DPP-initiated draft proposal won't get support from KMT
CNATAIPEI -- The ruling Kuomintang (KMT) has decided not to join an endorsement campaign initiated by the opposition Democratic Progressive Party (DPP) for a draft amendment to the Constitution that would allow the disbanding of the Control Yuan.
August 21, 2013, 12:01 am TWN
KMT Legislator Lin Te-fu, a caucus whip, said Tuesday that such a proposal aimed at abolishing a government branch is a serious matter that requires careful consideration and public consensus.
“You cannot say 'let's revise the Constitution' and just do it,” Lin said. His caucus will not “dance with” the DPP, nor will it join the endorsement, he noted.
DPP Legislator Lee Chun-yi put forth the proposal to amend the Constitution earlier in the day.
The Control Yuan is one of the five branches that constitute the central government of the Republic of China, along with the Executive Yuan, the Legislative Yuan, the Judicial Yuan and the Examination Yuan.
With the powers of impeachment, censure and audit, the Control Yuan was created to oversee government procedure and monitor the behavior of public officials and civil servants.
However, there has recently been public debate over the institution's function, which the DPP has criticized as being challenged by inefficiency and budgetary concerns.

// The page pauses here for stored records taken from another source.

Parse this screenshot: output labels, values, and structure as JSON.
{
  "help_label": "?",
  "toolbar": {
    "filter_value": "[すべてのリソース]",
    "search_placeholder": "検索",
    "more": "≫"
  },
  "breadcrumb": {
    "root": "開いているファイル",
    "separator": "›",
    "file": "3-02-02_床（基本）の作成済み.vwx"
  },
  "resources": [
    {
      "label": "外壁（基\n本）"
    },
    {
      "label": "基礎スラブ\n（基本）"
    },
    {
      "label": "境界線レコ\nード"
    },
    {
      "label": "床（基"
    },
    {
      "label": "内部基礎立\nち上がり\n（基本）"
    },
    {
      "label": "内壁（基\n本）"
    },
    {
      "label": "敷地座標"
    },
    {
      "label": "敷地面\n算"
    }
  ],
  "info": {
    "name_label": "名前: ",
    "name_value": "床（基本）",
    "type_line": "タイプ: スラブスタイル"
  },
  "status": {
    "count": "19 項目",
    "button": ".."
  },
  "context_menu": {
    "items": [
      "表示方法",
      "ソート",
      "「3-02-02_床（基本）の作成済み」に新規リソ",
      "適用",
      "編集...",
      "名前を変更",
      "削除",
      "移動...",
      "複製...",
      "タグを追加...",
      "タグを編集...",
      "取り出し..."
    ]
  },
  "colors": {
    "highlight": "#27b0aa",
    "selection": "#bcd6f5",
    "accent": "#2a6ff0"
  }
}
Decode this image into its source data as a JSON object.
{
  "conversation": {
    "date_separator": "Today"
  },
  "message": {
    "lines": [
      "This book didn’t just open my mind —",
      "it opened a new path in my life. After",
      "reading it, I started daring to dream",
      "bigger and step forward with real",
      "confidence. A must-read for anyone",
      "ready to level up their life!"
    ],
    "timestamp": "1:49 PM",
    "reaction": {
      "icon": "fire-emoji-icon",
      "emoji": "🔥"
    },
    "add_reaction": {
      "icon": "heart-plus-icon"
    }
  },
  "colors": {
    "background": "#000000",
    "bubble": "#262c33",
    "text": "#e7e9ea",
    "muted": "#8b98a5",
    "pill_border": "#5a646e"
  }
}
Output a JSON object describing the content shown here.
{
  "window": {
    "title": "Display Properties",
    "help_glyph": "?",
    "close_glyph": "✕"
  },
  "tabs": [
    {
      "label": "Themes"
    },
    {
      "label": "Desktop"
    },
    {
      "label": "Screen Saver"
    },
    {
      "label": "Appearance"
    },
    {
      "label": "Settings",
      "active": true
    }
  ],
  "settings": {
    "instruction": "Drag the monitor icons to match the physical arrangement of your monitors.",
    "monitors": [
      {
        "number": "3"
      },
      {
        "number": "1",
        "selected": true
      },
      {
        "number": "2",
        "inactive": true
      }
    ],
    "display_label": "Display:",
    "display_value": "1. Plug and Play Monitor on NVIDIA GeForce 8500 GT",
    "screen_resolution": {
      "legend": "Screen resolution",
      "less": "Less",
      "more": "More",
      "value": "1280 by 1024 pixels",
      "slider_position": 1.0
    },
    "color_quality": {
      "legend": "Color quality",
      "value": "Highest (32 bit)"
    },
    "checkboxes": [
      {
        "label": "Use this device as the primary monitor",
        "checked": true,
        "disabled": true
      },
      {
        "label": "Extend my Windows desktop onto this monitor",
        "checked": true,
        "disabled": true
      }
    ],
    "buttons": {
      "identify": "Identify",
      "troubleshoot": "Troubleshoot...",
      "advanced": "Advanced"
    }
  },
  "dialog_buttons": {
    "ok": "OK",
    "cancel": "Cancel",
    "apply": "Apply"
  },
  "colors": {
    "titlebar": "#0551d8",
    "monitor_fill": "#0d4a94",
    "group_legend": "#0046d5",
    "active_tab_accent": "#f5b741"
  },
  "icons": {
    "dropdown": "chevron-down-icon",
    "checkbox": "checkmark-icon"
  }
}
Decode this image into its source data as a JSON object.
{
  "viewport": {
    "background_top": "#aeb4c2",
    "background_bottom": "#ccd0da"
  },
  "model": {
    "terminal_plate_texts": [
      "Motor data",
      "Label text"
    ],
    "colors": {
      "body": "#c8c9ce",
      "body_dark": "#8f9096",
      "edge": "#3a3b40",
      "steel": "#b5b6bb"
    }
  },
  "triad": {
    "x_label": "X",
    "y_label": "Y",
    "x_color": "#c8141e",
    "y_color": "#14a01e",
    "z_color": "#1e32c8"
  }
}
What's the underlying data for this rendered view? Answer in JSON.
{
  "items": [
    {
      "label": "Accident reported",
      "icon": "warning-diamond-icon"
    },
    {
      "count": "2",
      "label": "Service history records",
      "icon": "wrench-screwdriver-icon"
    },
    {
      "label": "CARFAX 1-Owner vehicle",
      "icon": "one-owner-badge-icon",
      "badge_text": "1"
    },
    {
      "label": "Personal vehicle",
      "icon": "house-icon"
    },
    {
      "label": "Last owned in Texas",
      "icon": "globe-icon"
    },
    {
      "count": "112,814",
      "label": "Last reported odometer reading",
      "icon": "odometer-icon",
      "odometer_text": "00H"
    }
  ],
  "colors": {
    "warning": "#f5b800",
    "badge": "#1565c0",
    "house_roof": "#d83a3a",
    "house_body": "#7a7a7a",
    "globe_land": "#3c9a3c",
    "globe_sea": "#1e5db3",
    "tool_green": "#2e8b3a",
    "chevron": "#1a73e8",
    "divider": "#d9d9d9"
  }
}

Under the DPP's proposal, the Legislature would install human rights commissioners to carry out the powers of impeachment and censure, and establish a committee to carry out auditing.
The proposed commissioners and members of the planned committee would all be nominated by the president and approved by the Legislature, according to the draft amendment.
Lee said the proposal has won the endorsement of 20 lawmakers.
However, amendments to the Constitution can only be made upon the proposal of no less than 25 percent of the total members of the 113-seat Legislative Yuan, and by a resolution of no less than 75 percent of the members present at a sitting, with a quorum of no less than 75 percent of the entire Legislative Yuan.
Six months after the legislative approval, it then has to be referred to the electorate through a referendum and must be passed by over half of the total number of eligible voters.
The KMT controls a majority of 65 seats in the Legislative Yuan, while the DPP has 40 seats. The opposition party therefore needs to win KMT support to make the draft amendment into a case.